Uma tradição instituída há anos atrás, é ir à festa de Arca D’Água com amigos, jantar pão com chouriço, lambuzar-se de farturas, andar de carrocel, apreçar as peúgas dos ciganos e todas aquelas tretas que se fazem nas festas populares. Adoro festas, tenho uma sopeira aprisionada dentro de mim, consequentemente os concertos de candidatas a Liliane Marise, o comboio fantasma foleiro e os aviõezinhos originários dos anos 60 exercem em mim uma atracção infantil. Gosto e pronto!
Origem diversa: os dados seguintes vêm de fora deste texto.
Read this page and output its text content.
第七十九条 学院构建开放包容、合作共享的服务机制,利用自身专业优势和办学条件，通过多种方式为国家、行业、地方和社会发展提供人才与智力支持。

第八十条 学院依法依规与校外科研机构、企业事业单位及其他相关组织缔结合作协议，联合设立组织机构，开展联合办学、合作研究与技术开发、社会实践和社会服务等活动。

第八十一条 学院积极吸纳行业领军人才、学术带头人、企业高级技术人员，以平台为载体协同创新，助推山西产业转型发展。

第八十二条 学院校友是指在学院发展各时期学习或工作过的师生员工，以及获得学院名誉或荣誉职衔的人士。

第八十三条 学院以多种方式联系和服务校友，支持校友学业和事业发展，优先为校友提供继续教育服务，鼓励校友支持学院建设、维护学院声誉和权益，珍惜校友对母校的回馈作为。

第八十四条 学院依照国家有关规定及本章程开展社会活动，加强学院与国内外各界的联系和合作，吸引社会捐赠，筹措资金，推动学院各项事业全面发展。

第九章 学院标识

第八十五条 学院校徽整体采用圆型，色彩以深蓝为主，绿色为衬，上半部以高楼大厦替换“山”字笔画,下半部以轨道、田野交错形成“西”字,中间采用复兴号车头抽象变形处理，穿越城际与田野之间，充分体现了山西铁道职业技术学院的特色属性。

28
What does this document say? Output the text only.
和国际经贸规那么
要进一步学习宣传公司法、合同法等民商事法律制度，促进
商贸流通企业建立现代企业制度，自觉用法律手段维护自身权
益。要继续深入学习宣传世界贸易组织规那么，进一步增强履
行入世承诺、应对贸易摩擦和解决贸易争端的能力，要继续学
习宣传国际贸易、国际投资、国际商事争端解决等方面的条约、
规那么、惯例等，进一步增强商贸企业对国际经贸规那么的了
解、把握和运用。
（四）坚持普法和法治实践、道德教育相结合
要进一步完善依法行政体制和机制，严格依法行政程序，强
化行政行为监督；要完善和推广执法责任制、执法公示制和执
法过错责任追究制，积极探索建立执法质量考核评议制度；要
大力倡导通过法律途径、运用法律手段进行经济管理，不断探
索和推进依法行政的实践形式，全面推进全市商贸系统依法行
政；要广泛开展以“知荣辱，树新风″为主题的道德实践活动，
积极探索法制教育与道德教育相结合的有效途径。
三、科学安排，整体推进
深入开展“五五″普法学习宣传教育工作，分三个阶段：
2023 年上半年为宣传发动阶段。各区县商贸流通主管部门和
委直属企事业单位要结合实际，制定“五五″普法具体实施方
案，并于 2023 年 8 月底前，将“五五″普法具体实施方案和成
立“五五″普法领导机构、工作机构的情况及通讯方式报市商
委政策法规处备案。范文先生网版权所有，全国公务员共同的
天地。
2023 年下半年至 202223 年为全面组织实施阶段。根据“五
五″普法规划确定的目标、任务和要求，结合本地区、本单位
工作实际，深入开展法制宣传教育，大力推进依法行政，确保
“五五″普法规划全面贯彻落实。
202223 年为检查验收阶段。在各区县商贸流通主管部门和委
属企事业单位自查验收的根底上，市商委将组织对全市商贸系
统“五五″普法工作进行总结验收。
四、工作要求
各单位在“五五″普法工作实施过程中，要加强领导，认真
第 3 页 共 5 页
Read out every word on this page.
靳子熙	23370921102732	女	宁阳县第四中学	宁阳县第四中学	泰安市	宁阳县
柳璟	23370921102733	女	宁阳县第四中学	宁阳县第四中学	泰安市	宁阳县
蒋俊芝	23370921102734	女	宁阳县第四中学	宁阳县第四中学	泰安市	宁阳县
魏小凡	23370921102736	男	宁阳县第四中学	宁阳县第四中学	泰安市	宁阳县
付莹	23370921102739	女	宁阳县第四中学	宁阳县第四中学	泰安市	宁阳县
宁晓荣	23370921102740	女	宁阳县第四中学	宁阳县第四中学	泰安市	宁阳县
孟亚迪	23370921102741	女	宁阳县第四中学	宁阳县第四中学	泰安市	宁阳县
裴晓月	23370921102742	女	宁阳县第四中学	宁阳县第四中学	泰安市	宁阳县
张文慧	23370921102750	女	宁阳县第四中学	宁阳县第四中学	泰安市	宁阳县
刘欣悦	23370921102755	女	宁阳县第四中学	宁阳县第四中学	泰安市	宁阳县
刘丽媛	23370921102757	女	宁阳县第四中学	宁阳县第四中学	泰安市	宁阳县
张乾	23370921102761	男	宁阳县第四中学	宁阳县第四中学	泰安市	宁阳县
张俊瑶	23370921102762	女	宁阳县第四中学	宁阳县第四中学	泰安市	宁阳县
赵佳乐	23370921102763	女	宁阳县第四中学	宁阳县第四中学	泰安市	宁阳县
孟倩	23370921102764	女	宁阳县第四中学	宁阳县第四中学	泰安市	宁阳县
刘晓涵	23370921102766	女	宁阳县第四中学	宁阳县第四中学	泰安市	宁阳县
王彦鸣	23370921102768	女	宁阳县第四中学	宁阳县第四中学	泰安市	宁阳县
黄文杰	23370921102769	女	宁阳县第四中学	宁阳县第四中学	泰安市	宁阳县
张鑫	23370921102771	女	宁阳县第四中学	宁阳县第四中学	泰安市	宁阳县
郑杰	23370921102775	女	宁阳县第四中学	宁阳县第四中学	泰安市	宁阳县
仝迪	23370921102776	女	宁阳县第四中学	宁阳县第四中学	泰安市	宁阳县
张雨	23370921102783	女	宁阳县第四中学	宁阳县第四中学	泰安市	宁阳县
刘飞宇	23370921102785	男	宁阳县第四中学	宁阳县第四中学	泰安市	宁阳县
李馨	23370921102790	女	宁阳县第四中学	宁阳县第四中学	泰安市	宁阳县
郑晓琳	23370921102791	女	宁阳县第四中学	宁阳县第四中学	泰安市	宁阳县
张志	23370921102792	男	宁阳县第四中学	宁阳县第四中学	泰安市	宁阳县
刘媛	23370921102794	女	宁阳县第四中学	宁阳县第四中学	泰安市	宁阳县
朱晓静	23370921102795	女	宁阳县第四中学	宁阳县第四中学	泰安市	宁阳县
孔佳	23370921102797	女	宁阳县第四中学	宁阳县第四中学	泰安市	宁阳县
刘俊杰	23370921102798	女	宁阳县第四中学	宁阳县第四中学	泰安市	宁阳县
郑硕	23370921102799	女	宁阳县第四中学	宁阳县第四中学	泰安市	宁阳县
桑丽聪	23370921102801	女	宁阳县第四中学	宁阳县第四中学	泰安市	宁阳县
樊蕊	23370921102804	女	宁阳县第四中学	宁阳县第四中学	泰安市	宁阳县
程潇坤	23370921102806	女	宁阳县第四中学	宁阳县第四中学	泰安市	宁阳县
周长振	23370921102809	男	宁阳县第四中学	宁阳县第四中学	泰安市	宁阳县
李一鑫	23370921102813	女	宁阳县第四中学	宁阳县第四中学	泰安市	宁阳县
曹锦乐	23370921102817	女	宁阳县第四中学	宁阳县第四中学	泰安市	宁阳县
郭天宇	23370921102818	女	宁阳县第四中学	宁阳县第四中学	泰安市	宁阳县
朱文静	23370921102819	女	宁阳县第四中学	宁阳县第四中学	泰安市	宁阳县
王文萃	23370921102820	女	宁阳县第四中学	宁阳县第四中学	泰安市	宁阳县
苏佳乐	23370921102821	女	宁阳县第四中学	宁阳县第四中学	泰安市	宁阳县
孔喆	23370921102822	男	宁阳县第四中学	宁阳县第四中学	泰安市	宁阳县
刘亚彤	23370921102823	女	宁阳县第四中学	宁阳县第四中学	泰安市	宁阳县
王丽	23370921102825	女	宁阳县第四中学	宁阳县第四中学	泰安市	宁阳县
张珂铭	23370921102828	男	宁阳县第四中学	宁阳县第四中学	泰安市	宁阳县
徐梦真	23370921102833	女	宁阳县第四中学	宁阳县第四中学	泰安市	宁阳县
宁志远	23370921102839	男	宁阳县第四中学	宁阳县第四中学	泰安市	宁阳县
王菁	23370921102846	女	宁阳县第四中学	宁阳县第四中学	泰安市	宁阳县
Mas este ano a festa está mais triste, pá. As pessoas deambulavam com semblante indiferente, não havia o homem das rifas com aqueles pregões extraordinários, espaços vazios entre as bancas de roupa e sapatilhas fatelas, e, pasme-se, até as farturas estavam em saldo. O ano passado, 6 farturas custavam 5 euros, este anos 8 compravam-se por 6 euros e ainda duas porras de oferta. Pensei na carga simbólica das farturas em saldo e disse para com os meus botões: Que merda, pá. A crise chegou a tal ponto que até as festas populares estão em saldo e o povo circula como zombies. Defenestrem-se os filhos da puta que nos governam. Já não são só maus para a economia, conseguiram roubar-nos o contentamento infantil sempre presente nas festas e romarias.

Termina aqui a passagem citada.